La sentence péremptoire qui donne à ce livre son titre serait attribuée à Orson Welles, qui l’aurait employée – dit-on – à propos du destin de certains cinéastes et producteurs de films ayant vécu dangereusement. Et ce dernier roman « branché » de Christophe Donner évoque précisément les tumultes du monde du cinéma en France, où les personnages détestables et les dépravés semblent abonder – si l’on se fie à cette fiction. Le récit commence abruptement par le cas authentique du producteur français Raoul Lévy (1922-1966) et de sa mort tragique alors qu’il frappe – un peu fort, il est vrai – à la porte de la demeure de son amie Isabelle Pons.

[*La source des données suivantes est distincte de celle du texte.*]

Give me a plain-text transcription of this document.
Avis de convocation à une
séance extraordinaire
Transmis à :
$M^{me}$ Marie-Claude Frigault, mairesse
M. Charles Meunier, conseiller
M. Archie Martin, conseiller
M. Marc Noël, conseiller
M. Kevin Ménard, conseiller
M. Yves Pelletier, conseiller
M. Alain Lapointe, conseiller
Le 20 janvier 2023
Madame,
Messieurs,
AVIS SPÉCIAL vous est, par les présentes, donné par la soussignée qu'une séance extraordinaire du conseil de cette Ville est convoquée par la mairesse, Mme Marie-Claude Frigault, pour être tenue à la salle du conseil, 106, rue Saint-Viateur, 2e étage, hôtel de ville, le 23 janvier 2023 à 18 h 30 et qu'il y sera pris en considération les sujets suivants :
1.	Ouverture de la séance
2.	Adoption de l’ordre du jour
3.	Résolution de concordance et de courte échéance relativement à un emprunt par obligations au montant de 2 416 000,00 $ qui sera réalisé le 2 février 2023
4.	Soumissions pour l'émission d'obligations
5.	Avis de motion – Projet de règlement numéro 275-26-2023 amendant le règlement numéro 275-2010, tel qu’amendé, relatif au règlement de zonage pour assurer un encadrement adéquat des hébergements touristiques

La toile de fond de ce roman désenchanté est le désordre moral du milieu artistique français, toujours avide de modes et de clinquant. Se succèdent une multitude de célébrités des années 1960 : la jeune Brigitte Bardot, le Jean-Luc Godard de sa période révolutionnaire et underground, l’actrice Anne Wiazemsky, le producteur Jean-Pierre Rassam, l’éditeur Gérard Lebovici, le réalisateur Maurice Pialat ou encore le cinéaste Claude Berri. Le propos est résolument mondain, presque une parodie du genre snob avec ses lieux branchés, comme l’illustrent ces lignes à propos de Claude Berri : « D’abord à La Coupole, puis chez Castel, Claude partage avec ses amis la joie de son dernier passage à la télévision ».
Frôlant parfois le vulgaire et le dérisoire, le style de Christophe Donner, qui a fréquenté les élites, est surchargé de références culturelles à la France chic ou populaire des années 1960 et 1970 ; on évoque même au passage Les Charlots, guignols prospères de la chanson et du cinéma comique, ou encore la chanson « L’argent ne fait pas le bonheur » du quatuor Les Parisiennes. Et inévitablement, le lecteur a droit à des récits héroïques où chacun raconte ses exploits contre les tenants du pouvoir durant Mai 68.
Il faut bien l’admettre : le roman Quiconque exerce ce métier stupide mérite tout ce qui lui arrive n’apporte rien de nouveau sur la petite histoire du cinéma français. À peu près tout ce qui est relaté est déjà connu et a été raconté dans différentes biographies que l’auteur a l’honnêteté de mentionner en fin de volume. On repense parfois au roman Ingrid Caven (Gallimard, 2000) de Jean-Jacques Schuhl. Voilà un exercice parfois trépignant qui s’apparente à un reportage de magazine. Ce que l’on perd en précision historique est compensé par l’effervescence du style.